Joint IES and ECONPOL policy forum on future perspectives for the EMU

The Institute for European Studies (IES) of the Vrije Universiteit Brussel (VUB) and the EconPol research network co-organised a policy forum on 16 April about the future perspectives for the European Economic and Monetary Union (EMU), as part of the Jean Monnet Chair at IES. 

The future of the EMU is at the core of the reflection on the future of European integration; the debate about its architecture has accompanied the entire evolution of the EU and several proposals have been made in the past. The policy forum stimulated an open, broad and deep discussion on the possible options for the future of the EMU, starting from the assessment of the existing proposals. Three high level speakers, who combine an academic perspective with a direct knowledge of the political context, László Andor, Clemens Fuest, and Vesa Vihriälä, engaged in a rich discussion, chaired by Paolo Pasimeni, on the macroeconomic and political implications of the monetary union and its possible evolution.

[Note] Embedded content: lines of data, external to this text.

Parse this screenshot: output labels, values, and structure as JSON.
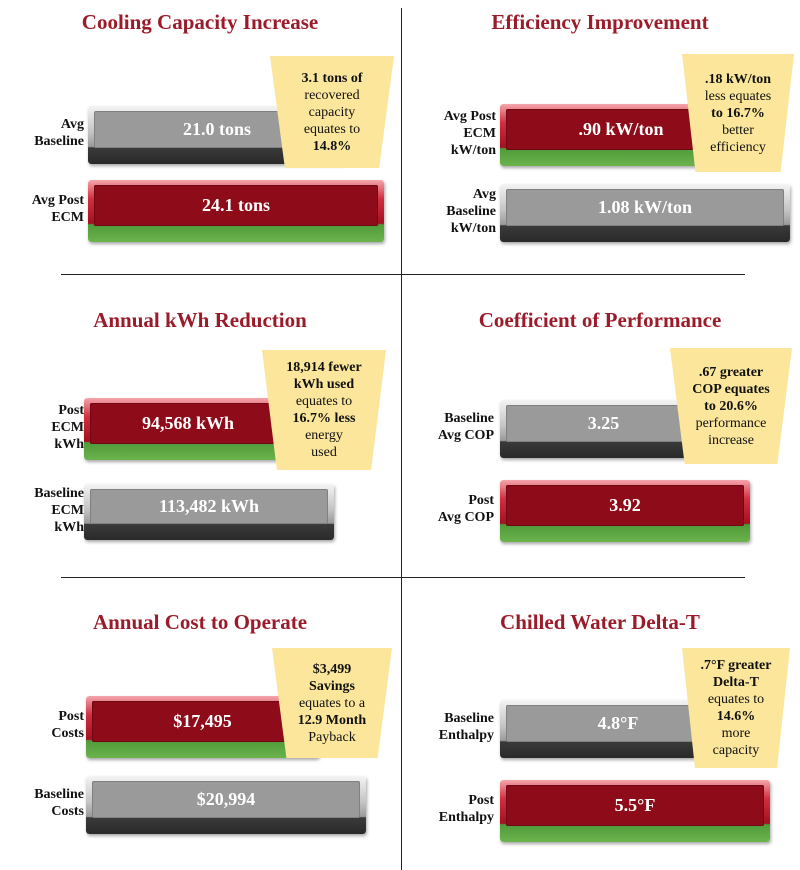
{
  "chart_data": [
    {
      "type": "bar",
      "title": "Cooling Capacity Increase",
      "categories": [
        "Avg Baseline",
        "Avg Post ECM"
      ],
      "values": [
        21.0,
        24.1
      ],
      "value_labels": [
        "21.0 tons",
        "24.1 tons"
      ],
      "colors": [
        "#9a9a9a",
        "#9b1b2a"
      ],
      "callout": [
        "3.1 tons of",
        "recovered",
        "capacity",
        "equates to",
        "14.8%"
      ]
    },
    {
      "type": "bar",
      "title": "Efficiency Improvement",
      "categories": [
        "Avg Post ECM kW/ton",
        "Avg Baseline kW/ton"
      ],
      "values": [
        0.9,
        1.08
      ],
      "value_labels": [
        ".90 kW/ton",
        "1.08 kW/ton"
      ],
      "colors": [
        "#9b1b2a",
        "#9a9a9a"
      ],
      "callout": [
        ".18 kW/ton",
        "less equates",
        "to 16.7%",
        "better",
        "efficiency"
      ]
    },
    {
      "type": "bar",
      "title": "Annual kWh Reduction",
      "categories": [
        "Post ECM kWh",
        "Baseline ECM kWh"
      ],
      "values": [
        94568,
        113482
      ],
      "value_labels": [
        "94,568 kWh",
        "113,482 kWh"
      ],
      "colors": [
        "#9b1b2a",
        "#9a9a9a"
      ],
      "callout": [
        "18,914 fewer",
        "kWh used",
        "equates to",
        "16.7% less",
        "energy",
        "used"
      ]
    },
    {
      "type": "bar",
      "title": "Coefficient of Performance",
      "categories": [
        "Baseline Avg COP",
        "Post Avg COP"
      ],
      "values": [
        3.25,
        3.92
      ],
      "value_labels": [
        "3.25",
        "3.92"
      ],
      "colors": [
        "#9a9a9a",
        "#9b1b2a"
      ],
      "callout": [
        ".67 greater",
        "COP equates",
        "to 20.6%",
        "performance",
        "increase"
      ]
    },
    {
      "type": "bar",
      "title": "Annual Cost to Operate",
      "categories": [
        "Post Costs",
        "Baseline Costs"
      ],
      "values": [
        17495,
        20994
      ],
      "value_labels": [
        "$17,495",
        "$20,994"
      ],
      "colors": [
        "#9b1b2a",
        "#9a9a9a"
      ],
      "callout": [
        "$3,499",
        "Savings",
        "equates to a",
        "12.9 Month",
        "Payback"
      ]
    },
    {
      "type": "bar",
      "title": "Chilled Water Delta-T",
      "categories": [
        "Baseline Enthalpy",
        "Post Enthalpy"
      ],
      "values": [
        4.8,
        5.5
      ],
      "value_labels": [
        "4.8°F",
        "5.5°F"
      ],
      "colors": [
        "#9a9a9a",
        "#9b1b2a"
      ],
      "callout": [
        ".7°F greater",
        "Delta-T",
        "equates to",
        "14.6%",
        "more",
        "capacity"
      ]
    }
  ],
  "row_labels": [
    [
      [
        "Avg",
        "Baseline"
      ],
      [
        "Avg Post",
        "ECM"
      ]
    ],
    [
      [
        "Avg Post",
        "ECM",
        "kW/ton"
      ],
      [
        "Avg",
        "Baseline",
        "kW/ton"
      ]
    ],
    [
      [
        "Post",
        "ECM",
        "kWh"
      ],
      [
        "Baseline",
        "ECM",
        "kWh"
      ]
    ],
    [
      [
        "Baseline",
        "Avg COP"
      ],
      [
        "Post",
        "Avg COP"
      ]
    ],
    [
      [
        "Post",
        "Costs"
      ],
      [
        "Baseline",
        "Costs"
      ]
    ],
    [
      [
        "Baseline",
        "Enthalpy"
      ],
      [
        "Post",
        "Enthalpy"
      ]
    ]
  ],
  "callout_bold": [
    [
      0,
      4
    ],
    [
      0,
      2
    ],
    [
      0,
      1,
      3
    ],
    [
      0,
      1,
      2
    ],
    [
      0,
      1,
      3
    ],
    [
      0,
      1,
      3
    ]
  ]
}
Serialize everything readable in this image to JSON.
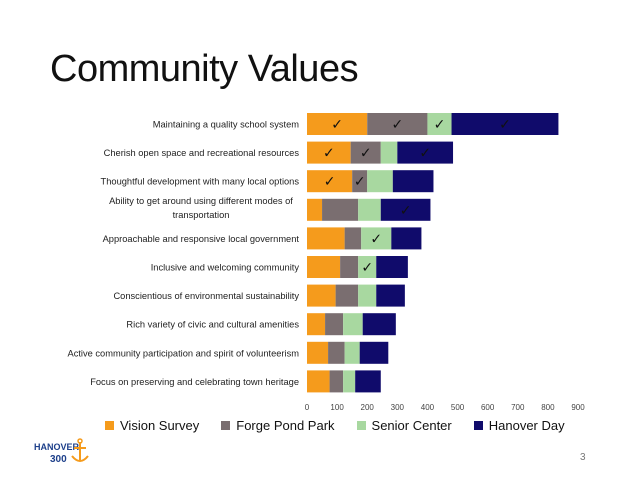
{
  "slide": {
    "title": "Community Values",
    "page_number": "3"
  },
  "logo": {
    "text": "HANOVER",
    "subtext": "300"
  },
  "chart_data": {
    "type": "bar",
    "orientation": "horizontal",
    "stacked": true,
    "categories": [
      "Maintaining a quality school system",
      "Cherish open space and recreational resources",
      "Thoughtful development with many local options",
      "Ability to get around using different modes of transportation",
      "Approachable and responsive local government",
      "Inclusive and welcoming community",
      "Conscientious of environmental sustainability",
      "Rich variety of civic and cultural amenities",
      "Active community participation and spirit of volunteerism",
      "Focus on preserving and celebrating town heritage"
    ],
    "category_lines": [
      [
        "Maintaining a quality school system"
      ],
      [
        "Cherish open space and recreational resources"
      ],
      [
        "Thoughtful development with many local options"
      ],
      [
        "Ability to get around using different modes of",
        "transportation"
      ],
      [
        "Approachable and responsive local government"
      ],
      [
        "Inclusive and welcoming community"
      ],
      [
        "Conscientious of environmental sustainability"
      ],
      [
        "Rich variety of civic and cultural amenities"
      ],
      [
        "Active community participation and spirit of volunteerism"
      ],
      [
        "Focus on preserving and celebrating town heritage"
      ]
    ],
    "series": [
      {
        "name": "Vision Survey",
        "color": "#F59B1C",
        "values": [
          200,
          145,
          150,
          50,
          125,
          110,
          95,
          60,
          70,
          75
        ]
      },
      {
        "name": "Forge Pond Park",
        "color": "#7A6E70",
        "values": [
          200,
          100,
          50,
          120,
          55,
          60,
          75,
          60,
          55,
          45
        ]
      },
      {
        "name": "Senior Center",
        "color": "#A8D8A0",
        "values": [
          80,
          55,
          85,
          75,
          100,
          60,
          60,
          65,
          50,
          40
        ]
      },
      {
        "name": "Hanover Day",
        "color": "#100B6B",
        "values": [
          355,
          185,
          135,
          165,
          100,
          105,
          95,
          110,
          95,
          85
        ]
      }
    ],
    "checkmarks": [
      [
        true,
        true,
        true,
        true
      ],
      [
        true,
        true,
        false,
        true
      ],
      [
        true,
        true,
        false,
        false
      ],
      [
        false,
        false,
        false,
        true
      ],
      [
        false,
        false,
        true,
        false
      ],
      [
        false,
        false,
        true,
        false
      ],
      [
        false,
        false,
        false,
        false
      ],
      [
        false,
        false,
        false,
        false
      ],
      [
        false,
        false,
        false,
        false
      ],
      [
        false,
        false,
        false,
        false
      ]
    ],
    "check_symbol": "✓",
    "xlim": [
      0,
      900
    ],
    "xticks": [
      0,
      100,
      200,
      300,
      400,
      500,
      600,
      700,
      800,
      900
    ],
    "legend_position": "bottom",
    "grid": false
  }
}
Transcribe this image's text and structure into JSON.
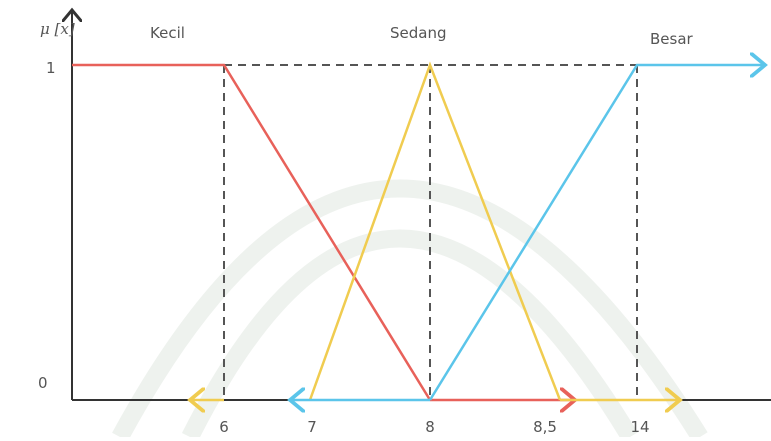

The original assumption that the monetary union would lead to political integration has been challenged, as divergences increased in the EU and different cleavages appear: between northern and southern or eastern and western countries, and as a member decides to leave the Union. Recent proposals try to bridge the gaps between different visions for the future of the EMU, with an inverse relation between degrees of ambition and of political realism. 

The political sustainability of the monetary union will ultimately depend on the capacity of the people to accept that internal devaluation remains the main adjustment tool, as long as ambitious moves towards common instruments for macroeconomic stabilisation are missing. How long can this last? Some German academics have openly discussed the possibility of establishing an “exit clause” for countries willing to resort to the exchange rate adjustment in case of crisis, others fear that this would lead to self-fulfilling prophecies and increase systemic risk in the currency union.

The current incomplete macroeconomic setup of the EMU, with a common monetary policy but clearly separated fiscal and structural policies at national level, was nevertheless agreed at Maastricht, therefore accepted “as such”; many economists and political leaders, however, claim that the status quo is not sustainable without important reforms to complete its architecture.

Participants did not agree on a single defined set of measures which are both politically feasible and economically sufficient. What they agreed upon, nevertheless, was that the long term sustainability of the monetary union is at stake.